Fim de ano

Ano que vem farei o que alguns leitores sugeriram, vou escrever sobre cada item daquela lista que fiz há 5 posts atrás onde relacionei algumas coisas importantes sobre o que aprendi ao longo desses 50 anos de vida.

Mas agora, nesse último texto do ano, devo falar sobre o que? Não sei se resta outro assunto senão comentar sobre 2010 e também prospectar 2011.

Analisando friamente, ou melhor, sem aquela intensidade comum aos meus comentários, diria que 2010 foi um ano morno. Mais um ano morno, diga-se de passagem. Impressão que isso está se tornando uma rotina, o que muito me incomoda.

Nada de grandes projetos, grandes sonhos, enfim, nada que possa ser comemorado. A correnteza seguiu seu fluxo natural e eu, como se fosse o condutor de um barco, apenas remei direcionando-o para que não acabasse batendo nas pedras. Aquela sensação de… “fiz o que devia ser feito”. Péssimo isso, nada é mais broxante do que uma pessoa intensa que busca isso o tempo todo constatar que teve um ano comum.

Não foi um ano ruim, muito pelo contrário, foi bom até demais diante das circunstâncias. Mas, foi bom apenas em um sentido, o profissional. Trabalhei muito, conquistei novos clientes para minha empresa, contornei dificuldades, ou seja, um ano igual a tantos outros quando o foco é apenas o lado profissional. Em meu trabalho como Coach também de nada posso reclamar, aparentemente os clientes estão satisfeitos e é esse o objetivo, que eles fiquem melhor do que já são.

Mas e meu lado pessoal? Pois é, novamente deixei o barco correr. Está tudo em relativa paz, mas quando falo em “lado pessoal”, costumo levar em conta apenas e tão somente as coisas que faço para mim, por mim e só. É aquilo que chamo de “cuidar do meu ambiente”, desligar a mente me dedicando apenas – no meu caso – a escrever. Bem, confesso que isso eu não fiz. Até tentei, mas me envolvi com tantas outras coisas que deixei de lado o que mais gosto.

Agora, nesse momento de fazer o balanço, ou seja, de prestar contas a mim mesmo é que sinto falta. É como deixar de fazer o que realmente importa. O resto é só nada mais que obrigação.

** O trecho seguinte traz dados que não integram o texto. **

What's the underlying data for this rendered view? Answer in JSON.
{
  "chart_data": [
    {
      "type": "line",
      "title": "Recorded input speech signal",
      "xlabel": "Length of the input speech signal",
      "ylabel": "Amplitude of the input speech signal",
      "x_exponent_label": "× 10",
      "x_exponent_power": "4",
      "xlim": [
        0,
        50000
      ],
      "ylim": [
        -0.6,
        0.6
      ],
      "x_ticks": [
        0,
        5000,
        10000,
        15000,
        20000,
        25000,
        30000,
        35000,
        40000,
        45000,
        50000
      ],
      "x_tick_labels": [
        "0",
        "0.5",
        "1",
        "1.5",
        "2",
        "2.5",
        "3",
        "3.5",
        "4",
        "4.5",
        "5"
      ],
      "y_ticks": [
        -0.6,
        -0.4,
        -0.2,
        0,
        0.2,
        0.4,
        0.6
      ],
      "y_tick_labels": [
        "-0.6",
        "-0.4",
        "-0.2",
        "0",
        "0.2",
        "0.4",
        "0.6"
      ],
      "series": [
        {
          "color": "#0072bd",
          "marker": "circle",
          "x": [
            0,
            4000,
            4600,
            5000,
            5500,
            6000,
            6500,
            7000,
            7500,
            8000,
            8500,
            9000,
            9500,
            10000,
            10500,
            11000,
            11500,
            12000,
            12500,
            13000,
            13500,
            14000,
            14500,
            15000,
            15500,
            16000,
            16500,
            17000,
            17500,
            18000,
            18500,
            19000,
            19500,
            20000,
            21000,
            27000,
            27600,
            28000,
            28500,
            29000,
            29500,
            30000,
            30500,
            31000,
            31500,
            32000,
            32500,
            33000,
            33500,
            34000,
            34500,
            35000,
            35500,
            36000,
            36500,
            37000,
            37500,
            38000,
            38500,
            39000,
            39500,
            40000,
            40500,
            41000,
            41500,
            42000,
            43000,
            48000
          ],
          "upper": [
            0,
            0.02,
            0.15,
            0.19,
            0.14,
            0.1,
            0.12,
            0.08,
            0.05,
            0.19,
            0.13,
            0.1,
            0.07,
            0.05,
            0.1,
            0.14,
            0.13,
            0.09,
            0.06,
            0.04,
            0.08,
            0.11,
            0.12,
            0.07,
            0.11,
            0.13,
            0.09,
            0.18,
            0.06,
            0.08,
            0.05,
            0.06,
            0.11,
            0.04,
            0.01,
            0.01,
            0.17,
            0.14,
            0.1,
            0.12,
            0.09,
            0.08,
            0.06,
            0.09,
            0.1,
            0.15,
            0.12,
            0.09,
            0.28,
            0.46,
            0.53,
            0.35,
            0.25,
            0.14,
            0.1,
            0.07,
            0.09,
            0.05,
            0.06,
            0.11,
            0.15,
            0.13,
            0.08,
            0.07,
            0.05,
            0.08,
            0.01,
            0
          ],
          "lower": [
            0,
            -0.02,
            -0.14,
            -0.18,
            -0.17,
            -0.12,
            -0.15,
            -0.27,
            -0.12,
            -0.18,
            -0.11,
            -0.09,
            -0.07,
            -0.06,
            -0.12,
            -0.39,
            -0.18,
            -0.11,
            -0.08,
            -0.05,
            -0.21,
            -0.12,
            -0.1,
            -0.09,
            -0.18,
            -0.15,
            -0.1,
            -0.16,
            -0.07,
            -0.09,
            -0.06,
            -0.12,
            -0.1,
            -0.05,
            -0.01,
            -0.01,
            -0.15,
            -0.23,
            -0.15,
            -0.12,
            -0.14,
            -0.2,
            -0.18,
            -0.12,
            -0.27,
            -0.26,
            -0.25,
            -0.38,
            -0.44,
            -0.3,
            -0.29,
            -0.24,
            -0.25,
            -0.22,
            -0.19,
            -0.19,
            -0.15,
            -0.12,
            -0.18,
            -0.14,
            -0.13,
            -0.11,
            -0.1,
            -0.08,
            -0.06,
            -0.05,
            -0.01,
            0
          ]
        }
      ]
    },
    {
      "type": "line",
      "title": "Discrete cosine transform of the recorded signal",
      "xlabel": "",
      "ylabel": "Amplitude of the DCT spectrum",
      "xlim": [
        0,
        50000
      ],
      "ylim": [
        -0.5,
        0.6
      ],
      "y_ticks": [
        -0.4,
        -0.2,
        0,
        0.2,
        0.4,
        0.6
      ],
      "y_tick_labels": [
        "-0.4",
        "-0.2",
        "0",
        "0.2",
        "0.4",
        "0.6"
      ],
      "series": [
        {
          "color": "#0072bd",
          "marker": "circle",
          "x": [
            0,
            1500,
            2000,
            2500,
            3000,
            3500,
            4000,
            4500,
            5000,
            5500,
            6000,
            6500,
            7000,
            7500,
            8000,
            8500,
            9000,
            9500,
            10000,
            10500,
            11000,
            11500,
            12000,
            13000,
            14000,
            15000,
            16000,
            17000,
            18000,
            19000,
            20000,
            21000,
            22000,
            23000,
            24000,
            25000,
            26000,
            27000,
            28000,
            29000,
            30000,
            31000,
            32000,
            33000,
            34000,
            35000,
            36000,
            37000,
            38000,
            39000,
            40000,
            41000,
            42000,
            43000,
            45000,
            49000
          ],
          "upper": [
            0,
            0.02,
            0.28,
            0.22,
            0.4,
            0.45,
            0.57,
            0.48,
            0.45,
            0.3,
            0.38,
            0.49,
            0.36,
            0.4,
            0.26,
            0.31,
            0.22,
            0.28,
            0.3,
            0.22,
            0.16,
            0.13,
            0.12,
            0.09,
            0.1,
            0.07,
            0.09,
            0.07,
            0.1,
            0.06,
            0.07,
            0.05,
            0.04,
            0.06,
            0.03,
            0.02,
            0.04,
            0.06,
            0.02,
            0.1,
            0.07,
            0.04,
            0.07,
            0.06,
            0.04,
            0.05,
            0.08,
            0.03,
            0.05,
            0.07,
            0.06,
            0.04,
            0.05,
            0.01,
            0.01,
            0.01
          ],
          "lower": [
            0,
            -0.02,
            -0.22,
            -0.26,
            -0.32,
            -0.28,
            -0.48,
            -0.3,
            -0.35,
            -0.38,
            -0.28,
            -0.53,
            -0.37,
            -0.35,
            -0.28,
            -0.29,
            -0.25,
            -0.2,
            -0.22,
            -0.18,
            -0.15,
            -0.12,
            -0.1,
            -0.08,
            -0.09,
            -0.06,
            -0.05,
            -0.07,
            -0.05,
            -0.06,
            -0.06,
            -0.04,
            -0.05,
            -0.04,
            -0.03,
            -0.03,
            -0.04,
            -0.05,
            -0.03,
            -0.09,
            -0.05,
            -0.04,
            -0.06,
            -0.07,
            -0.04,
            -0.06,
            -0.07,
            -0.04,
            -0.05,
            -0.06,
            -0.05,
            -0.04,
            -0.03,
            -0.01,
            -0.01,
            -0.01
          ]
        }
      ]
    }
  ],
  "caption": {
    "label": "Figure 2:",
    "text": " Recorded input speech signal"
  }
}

Dizem que em casa de ferreiro o espeto é de pau. Infelizmente sou obrigado a assumir que neste ano, o ferreiro aqui fez com a própria vida exatamente o oposto que “aconselha” seus clientes. Há um motivo ou será que posso inventar apenas desculpinhas esfarrapadas?

Houve um motivo sim. E também várias desculpinhas.

Um ano passa rápido e não podemos deixar de lado aquilo que mais gostamos de fazer em nome sabe-se lá de que. A ideia de ter algo só seu é libertadora e ninguém mais do que eu prega a liberdade como filosofia de vida.

O que disse a cada um dos meus clientes neste final de ano como mensagem de Feliz Ano Novo foi algo bem simples: Liberte-se no ano que vem.

Liberte-se de das crenças, das amarras que empacam sua mobilidade; livre-se das pessoas que te atrapalham, junte-se aos que realmente te fazem bem. Tenha opinião sobre tudo, coloque para fora seus desejos, lute pelos seus sonhos mais profundos, em suma, execute o que quiser sem inventar as tais desculpinhas.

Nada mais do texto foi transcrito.